In a crisis, the government relies on oceangoing U.S.-flag ships and U.S.-citizen crews to help the military. To ensure their availability, the government provides stipends and requires certain government cargoes to be shipped on U.S.-flag ships.
Despite these efforts, there are challenges:
In recent years, U.S.-flag ships have become more expensive to run and the government has shipped less cargo—making it harder for carriers to stay in business.
There may not be enough U.S.-citizen sailors to meet defense needs.
In 2014, Congress required the Department of Transportation to develop a U.S. maritime strategy, which we recommended completing.
The size of the international U.S.-flag commercial fleet decreased by about 60% from 1990 to 2017.
A line graph showing the number of ships dropping from 199 to 82.
What GAO Found
U.S. government support for the U.S.-registered (U.S.-flag) fleet has helped meet national defense needs, but it has had a negative effect on some non-defense government programs. Specifically, the U.S. government supports U.S.-flag vessels through: (1) an annual stipend provided through the Maritime Security Program (MSP) and (2) cargo preferences that require federal agencies to transport certain percentages of government cargo on U.S.-flag vessels. These supports have helped ensure that a sufficient number of U.S.-flag vessels are available to meet the Department of Defense's (DOD) cargo capacity needs. Although cargo preference requirements have helped support the financial viability of U.S.-flag vessels that participate in the MSP, they have had a negative impact on some non-defense programs. For example, the requirement pursuant to which food-aid agencies send a certain percentage of food aid on U.S.-flag vessels has resulted in higher shipping costs for these agencies and has negatively affected their missions, according to officials at these agencies.
Stakeholders GAO spoke to identified two primary challenges in sustaining the internationally trading U.S.-flag fleet for national defense needs.
First, even with the annual MSP stipend, maintaining the financial viability of U.S.-flag vessels is a challenge. This challenge largely results from the higher costs of operating a U.S.-flag vessel. According to U.S. Maritime Administration (MARAD) officials, the additional cost of operating a U.S. flag vessel compared to a foreign-flag vessel has increased—from about $4.8 million annually in 2009 and 2010 to about $6.2 to $6.5 million currently—making it harder for such vessels to remain financially viable. In addition, government cargo volumes have fallen in recent years. In response to this challenge, Congress increased the MSP stipend from $3.5 million per vessel for fiscal year 2016 to $4.99 million per vessel for fiscal year 2017. MARAD officials said this increase has temporarily stabilized the financial situation of MSP vessel operators. However, MARAD officials stated trends in operating costs and government cargo suggest this will remain an ongoing challenge.
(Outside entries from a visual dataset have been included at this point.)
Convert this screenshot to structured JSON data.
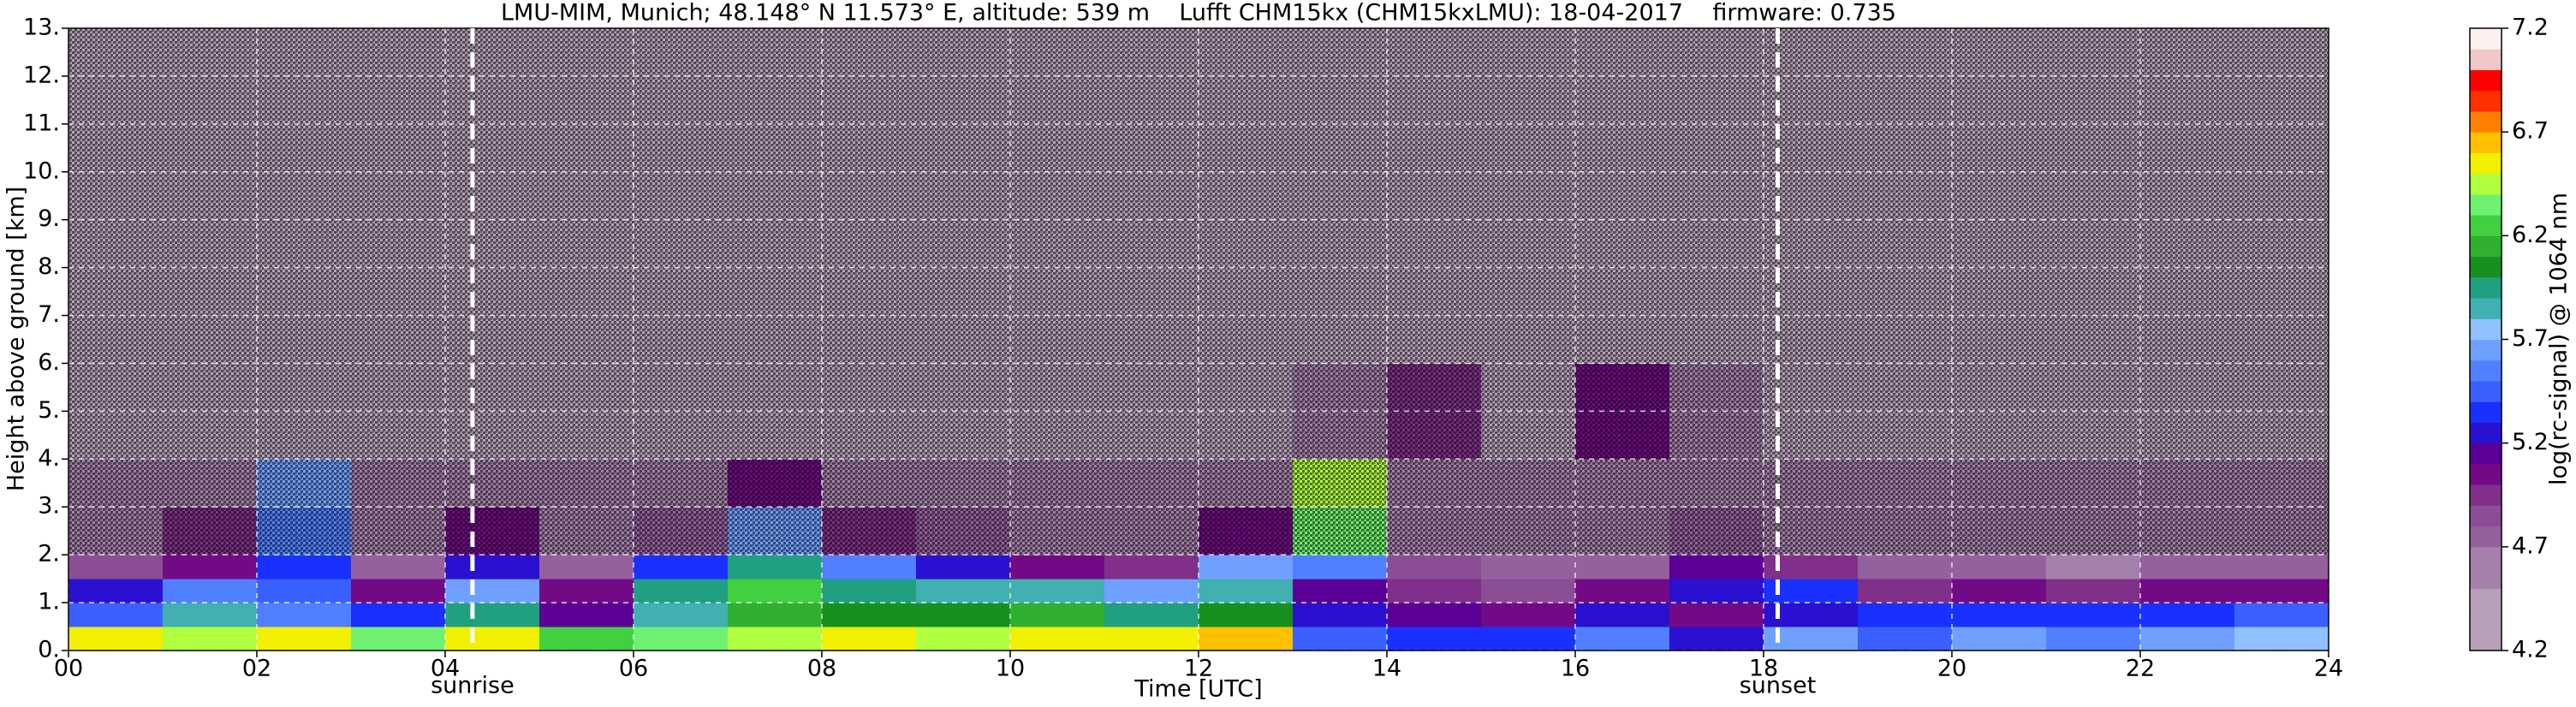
{
  "chart_data": {
    "type": "heatmap",
    "title": "LMU-MIM, Munich; 48.148° N 11.573° E, altitude: 539 m    Lufft CHM15kx (CHM15kxLMU): 18-04-2017    firmware: 0.735",
    "x_label": "Time [UTC]",
    "y_label": "Height above ground [km]",
    "colorbar_label": "log(rc-signal) @ 1064 nm",
    "xlim": [
      0,
      24
    ],
    "ylim": [
      0,
      13
    ],
    "xticks": [
      {
        "value": 0,
        "label": "00"
      },
      {
        "value": 2,
        "label": "02"
      },
      {
        "value": 4,
        "label": "04"
      },
      {
        "value": 6,
        "label": "06"
      },
      {
        "value": 8,
        "label": "08"
      },
      {
        "value": 10,
        "label": "10"
      },
      {
        "value": 12,
        "label": "12"
      },
      {
        "value": 14,
        "label": "14"
      },
      {
        "value": 16,
        "label": "16"
      },
      {
        "value": 18,
        "label": "18"
      },
      {
        "value": 20,
        "label": "20"
      },
      {
        "value": 22,
        "label": "22"
      },
      {
        "value": 24,
        "label": "24"
      }
    ],
    "yticks": [
      {
        "value": 0,
        "label": "0."
      },
      {
        "value": 1,
        "label": "1."
      },
      {
        "value": 2,
        "label": "2."
      },
      {
        "value": 3,
        "label": "3."
      },
      {
        "value": 4,
        "label": "4."
      },
      {
        "value": 5,
        "label": "5."
      },
      {
        "value": 6,
        "label": "6."
      },
      {
        "value": 7,
        "label": "7."
      },
      {
        "value": 8,
        "label": "8."
      },
      {
        "value": 9,
        "label": "9."
      },
      {
        "value": 10,
        "label": "10."
      },
      {
        "value": 11,
        "label": "11."
      },
      {
        "value": 12,
        "label": "12."
      },
      {
        "value": 13,
        "label": "13."
      }
    ],
    "grid": true,
    "clim": [
      4.2,
      7.2
    ],
    "cticks": [
      4.2,
      4.7,
      5.2,
      5.7,
      6.2,
      6.7,
      7.2
    ],
    "colormap": [
      "#b7a1b9",
      "#b7a1b9",
      "#b7a1b9",
      "#a580ab",
      "#a580ab",
      "#94609e",
      "#8b4d96",
      "#80308a",
      "#720a86",
      "#5a0097",
      "#2a10d0",
      "#1a30ff",
      "#3a60ff",
      "#5080ff",
      "#70a0ff",
      "#90c0ff",
      "#40b0b0",
      "#20a080",
      "#189020",
      "#30b030",
      "#40d040",
      "#70f070",
      "#b0ff40",
      "#f0f000",
      "#ffc000",
      "#ff8000",
      "#ff3000",
      "#ff0000",
      "#f0c8c8",
      "#fff0f0"
    ],
    "x_edges": [
      0,
      1,
      2,
      3,
      4,
      5,
      6,
      7,
      8,
      9,
      10,
      11,
      12,
      13,
      14,
      15,
      16,
      17,
      18,
      19,
      20,
      21,
      22,
      23,
      24
    ],
    "y_edges": [
      0,
      0.5,
      1,
      1.5,
      2,
      3,
      4,
      6,
      13
    ],
    "z": [
      [
        6.5,
        6.4,
        6.5,
        6.3,
        6.5,
        6.2,
        6.3,
        6.4,
        6.5,
        6.4,
        6.5,
        6.5,
        6.6,
        5.4,
        5.3,
        5.3,
        5.5,
        5.2,
        5.6,
        5.4,
        5.6,
        5.5,
        5.6,
        5.7
      ],
      [
        5.4,
        5.8,
        5.5,
        5.3,
        5.9,
        5.1,
        5.8,
        6.1,
        6.0,
        6.0,
        6.1,
        5.9,
        6.0,
        5.2,
        5.1,
        5.0,
        5.2,
        5.0,
        5.2,
        5.3,
        5.3,
        5.3,
        5.3,
        5.4
      ],
      [
        5.2,
        5.5,
        5.4,
        5.0,
        5.6,
        5.0,
        5.9,
        6.2,
        5.9,
        5.8,
        5.8,
        5.6,
        5.8,
        5.1,
        4.9,
        4.8,
        5.0,
        5.2,
        5.3,
        4.9,
        5.0,
        4.9,
        5.0,
        5.0
      ],
      [
        4.8,
        5.0,
        5.3,
        4.7,
        5.2,
        4.7,
        5.3,
        5.9,
        5.5,
        5.2,
        5.0,
        4.9,
        5.6,
        5.5,
        4.8,
        4.7,
        4.7,
        5.1,
        4.9,
        4.7,
        4.7,
        4.6,
        4.7,
        4.7
      ],
      [
        4.6,
        4.9,
        5.5,
        4.6,
        5.0,
        4.6,
        4.7,
        5.6,
        4.9,
        4.7,
        4.6,
        4.6,
        5.0,
        6.3,
        4.6,
        4.6,
        4.6,
        4.7,
        4.6,
        4.6,
        4.6,
        4.6,
        4.6,
        4.6
      ],
      [
        4.5,
        4.6,
        5.6,
        4.5,
        4.5,
        4.5,
        4.6,
        5.0,
        4.6,
        4.5,
        4.5,
        4.5,
        4.6,
        6.4,
        4.6,
        4.5,
        4.5,
        4.5,
        4.5,
        4.5,
        4.5,
        4.5,
        4.5,
        4.5
      ],
      [
        4.4,
        4.4,
        4.4,
        4.4,
        4.4,
        4.4,
        4.4,
        4.4,
        4.4,
        4.4,
        4.4,
        4.4,
        4.4,
        4.5,
        4.9,
        4.4,
        5.0,
        4.5,
        4.4,
        4.4,
        4.4,
        4.4,
        4.4,
        4.4
      ],
      [
        4.4,
        4.4,
        4.4,
        4.4,
        4.4,
        4.4,
        4.4,
        4.4,
        4.4,
        4.4,
        4.4,
        4.4,
        4.4,
        4.4,
        4.4,
        4.4,
        4.4,
        4.4,
        4.4,
        4.4,
        4.4,
        4.4,
        4.4,
        4.4
      ]
    ],
    "annotations": [
      {
        "x": 4.29,
        "label": "sunrise"
      },
      {
        "x": 18.15,
        "label": "sunset"
      }
    ]
  }
}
Second, a potential shortage of U.S.-citizen mariners available to crew the government-owned reserve fleet during a crisis is a challenge. DOD counts on mariners working on U.S.-flag vessels to crew this fleet when activated. A MARAD working group recently estimated a shortage of over 1,800 mariners in the case of a drawn-out military effort, although it also recommended data improvements to increase the accuracy of the count of available mariners.
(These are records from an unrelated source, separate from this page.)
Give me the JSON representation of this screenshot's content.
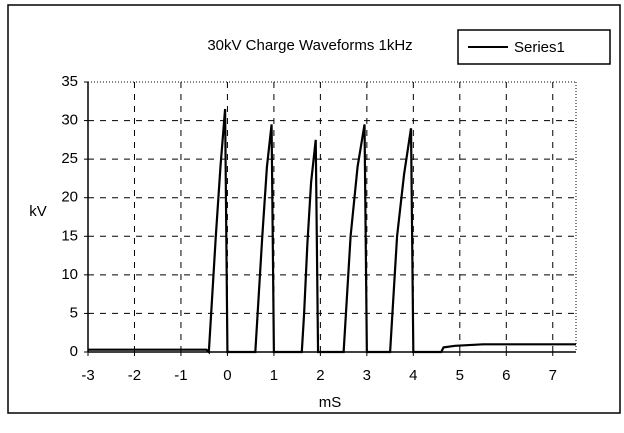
{
  "chart_data": {
    "type": "line",
    "title": "30kV Charge Waveforms 1kHz",
    "x_label": "mS",
    "y_label": "kV",
    "x": [
      -3,
      -0.45,
      -0.4,
      -0.35,
      -0.25,
      -0.15,
      -0.05,
      0,
      0.6,
      0.65,
      0.75,
      0.85,
      0.95,
      1.0,
      1.6,
      1.65,
      1.72,
      1.8,
      1.9,
      1.95,
      2.5,
      2.55,
      2.65,
      2.8,
      2.95,
      3.0,
      3.5,
      3.55,
      3.65,
      3.8,
      3.95,
      4.0,
      4.6,
      4.65,
      4.9,
      5.5,
      7.5
    ],
    "series": [
      {
        "name": "Series1",
        "color": "#000000",
        "values": [
          0.3,
          0.3,
          0,
          5,
          15,
          24,
          31.5,
          0,
          0,
          5,
          15,
          24,
          29.5,
          0,
          0,
          5,
          14,
          22,
          27.5,
          0,
          0,
          5,
          15,
          24,
          29.5,
          0,
          0,
          5,
          15,
          23,
          29,
          0,
          0,
          0.6,
          0.8,
          1,
          1
        ]
      }
    ],
    "xlim": [
      -3,
      7.5
    ],
    "xticks": [
      -3,
      -2,
      -1,
      0,
      1,
      2,
      3,
      4,
      5,
      6,
      7
    ],
    "ylim": [
      0,
      35
    ],
    "yticks": [
      0,
      5,
      10,
      15,
      20,
      25,
      30,
      35
    ],
    "grid": true,
    "legend": "top-right"
  }
}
The Department of Transportation (DOT) has drafted but not issued the national maritime strategies mandated by Congress. The strategies are intended to address U.S.-flag vessels' competitiveness and ensure the long-term viability of U.S.-flag vessels and U.S.-citizen mariners. According to DOT officials, a combined draft strategy was developed under the previous administration but is now being reviewed by the current administration. DOT has not established a timeline for finalizing the strategy even though it was to be completed by 2015. Without establishing a timeline to complete this required strategy, DOT continues to delay providing decision-makers the information they need to determine how best to address the challenges facing the U.S.-flag fleet.
Why GAO Did This Study
The U.S. government relies on U.S.-flag vessels that trade internationally to transport cargo and to provide a pool of U.S. mariners who could be called upon in times of crisis for DOD's reserve fleet. Through financial support and cargo preferences, the United States has supported the viability of the U.S.-flag fleet. However, in recent years concern has grown about the sustainability of the U.S.-flag fleet, and in 2014, Congress statutorily mandated that DOT develop national strategies related to the sustainability of the U.S.-flag fleet including recommendations for the future.
GAO was asked to review U.S. government support for these U.S.-flag vessels that trade internationally. This report discusses: (1) the effect the U.S. government's support for the U.S.-flag fleet has had on national defense needs and other government programs; (2) the challenges identified by stakeholders in sustaining the U.S.-flag fleet for defense needs; and (3) the status of the mandated national strategies related to the U.S.-flag fleet.
GAO reviewed relevant laws and analyzed DOT and DOD documents and government cargo data for fiscal years 2012–2017. GAO also interviewed officials from DOT, DOD, and other federal agencies subject to cargo preference; MSP vessel operators; and other stakeholders.
GAO recommends that DOT complete the national maritime strategy and establish time frames for its issuance. DOT concurred with our recommendation and provided technical comments, which we incorporated as appropriate.